The European Composites Industry Association (EuCIA) welcomes the new ELV Directive’s objective to improve circularity in the automotive industry.

We believe however that the benefits of composite materials and their positive impact in improving vehicle sustainability should be recognised and balanced with current challenges related to their waste management.

In the position paper New ELV Directive: Considerations from the Composites Value Chain Perspective, EuCIA provides clarifications regarding the dismantling, reuse and recycling of composite components and recommends some amendments to the draft proposal.
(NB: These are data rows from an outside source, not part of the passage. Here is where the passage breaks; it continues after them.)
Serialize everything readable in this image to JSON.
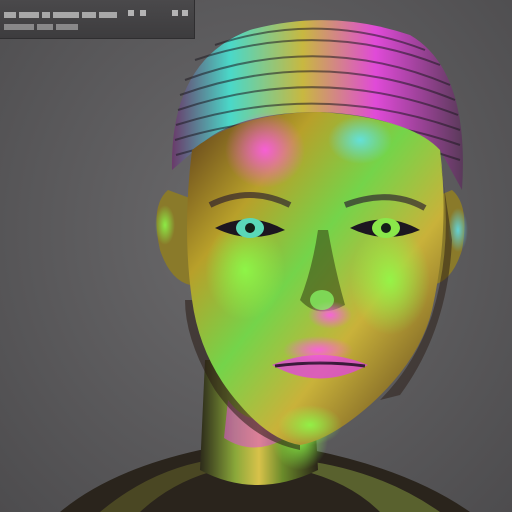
{
  "image": {
    "subject": "iridescent-metallic-humanoid-head"
  },
  "colors": {
    "background": "#5e5d5f",
    "skin_gold": "#c9b23a",
    "skin_green": "#6fdc4a",
    "skin_magenta": "#e04ad8",
    "skin_cyan": "#4ad8e0",
    "shadow": "#2a1c2e"
  }
}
Composites and the automotive industry

The lightweighting benefits of composites have been exploited in the automotive industry for decades. Specifically, composite parts reduce vehicle weight and provide design freedom, leading to reduced fuel usage and CO2 emissions, and cost efficiency in medium and small car/truck manufacturing series. They deliver reliable performance and minimal maintenance cost. The rapidly growing electric vehicle market has an even greater demand for lightweight composite materials, where they offset battery weight and extend driving range.

Transportation has become one of the largest markets for composites, and further growth is forecast. These increasing volumes call for an adaptation of the waste management schemes for the end-of-life treatment of vehicles in Europe and the setting up of systems to dismantle, collect, reuse, repurpose and recycle composites.
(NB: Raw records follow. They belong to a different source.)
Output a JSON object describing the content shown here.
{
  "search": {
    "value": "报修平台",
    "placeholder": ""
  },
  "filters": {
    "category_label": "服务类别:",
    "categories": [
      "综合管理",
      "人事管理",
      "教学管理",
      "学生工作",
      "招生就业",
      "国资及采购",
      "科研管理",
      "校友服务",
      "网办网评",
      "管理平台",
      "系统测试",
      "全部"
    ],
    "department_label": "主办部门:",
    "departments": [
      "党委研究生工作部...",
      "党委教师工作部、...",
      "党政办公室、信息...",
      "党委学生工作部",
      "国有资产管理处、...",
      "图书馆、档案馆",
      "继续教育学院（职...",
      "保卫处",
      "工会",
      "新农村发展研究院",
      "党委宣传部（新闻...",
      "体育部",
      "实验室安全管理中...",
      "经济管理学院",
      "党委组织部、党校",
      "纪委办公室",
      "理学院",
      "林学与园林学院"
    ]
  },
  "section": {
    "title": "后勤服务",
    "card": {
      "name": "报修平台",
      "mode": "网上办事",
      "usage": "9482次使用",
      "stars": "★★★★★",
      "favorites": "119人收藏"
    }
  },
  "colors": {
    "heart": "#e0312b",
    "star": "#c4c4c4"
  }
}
EuCIA believes that composites are circular materials because at the end of their service life reuse is possible both through closed loop and open loop processes. Solutions for end-of-life composites are available but need further scale up and proliferation throughout Europe. New technologies are in development and are currently being validated in terms of economic and environmental sustainability.
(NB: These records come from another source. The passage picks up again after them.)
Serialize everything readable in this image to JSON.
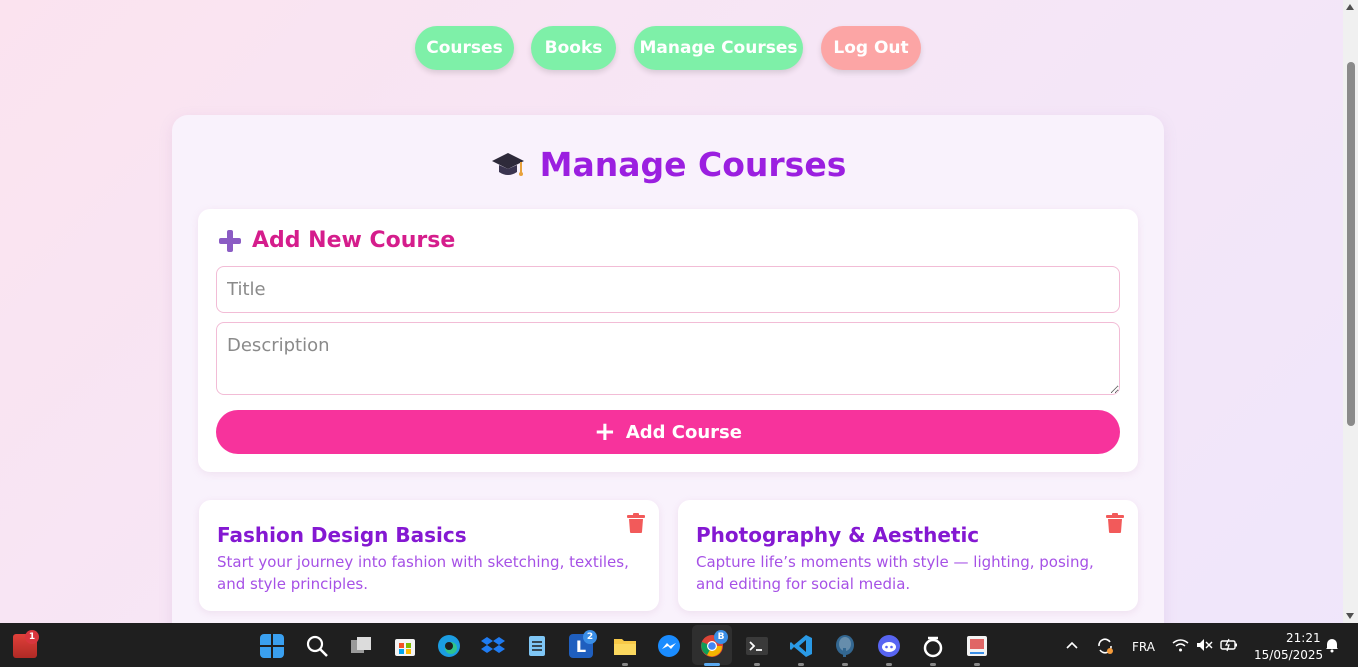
{
  "nav": {
    "courses": "Courses",
    "books": "Books",
    "manage": "Manage Courses",
    "logout": "Log Out"
  },
  "page": {
    "title": "Manage Courses",
    "icon": "graduation-cap-icon"
  },
  "add_form": {
    "heading": "Add New Course",
    "title_placeholder": "Title",
    "description_placeholder": "Description",
    "button_label": "Add Course",
    "button_icon": "+"
  },
  "courses": [
    {
      "title": "Fashion Design Basics",
      "description": "Start your journey into fashion with sketching, textiles, and style principles."
    },
    {
      "title": "Photography & Aesthetic",
      "description": "Capture life’s moments with style — lighting, posing, and editing for social media."
    }
  ],
  "colors": {
    "nav_green": "#7ef0a8",
    "nav_red": "#fca5a5",
    "title_purple": "#9b1fe0",
    "heading_pink": "#d51d8c",
    "button_pink": "#f7339c",
    "course_title": "#8418d2",
    "course_desc": "#a651e6",
    "trash_red": "#f25a5a"
  },
  "taskbar": {
    "notification_badge": "1",
    "word_badge": "2",
    "chrome_badge": "B",
    "language": "FRA",
    "time": "21:21",
    "date": "15/05/2025",
    "apps": [
      "stack-icon",
      "windows-start-icon",
      "search-icon",
      "task-view-icon",
      "store-icon",
      "edge-icon",
      "dropbox-icon",
      "notepad-icon",
      "word-icon",
      "file-explorer-icon",
      "messenger-icon",
      "chrome-icon",
      "terminal-icon",
      "vscode-icon",
      "postgres-icon",
      "discord-icon",
      "circle-app-icon",
      "snipping-icon"
    ]
  }
}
Composites support the transition to net zero

The composites recycling supply chain already established throughout Europe is experiencing continued growth, stimulated by major industrial players, a multitude of start-ups and continent-wide academic research efforts. Hindering its development would be counterproductive in terms of economic growth, job creation and achievement of EU Green Deal objectives.

EuCIA believes that the substantial benefits of composite materials in improving the sustainability of vehicles during their use phase significantly outweigh their present recycling challenges, which are already being addressed and solved. By potentially discouraging the use of composites the new regulation could impact the automotive industry’s ability to design lighter weight, more fuel-efficient vehicles, in contradiction of the Green Deal objectives.

EuCIA calls for all stakeholders, OEMs, suppliers, waste collectors, as well as the relevant authorities, to collaborate to develop an EU-wide strategy for dealing with composite components in ELV vehicles to ensure that composite materials can fully support the automotive industry’s transition to net zero.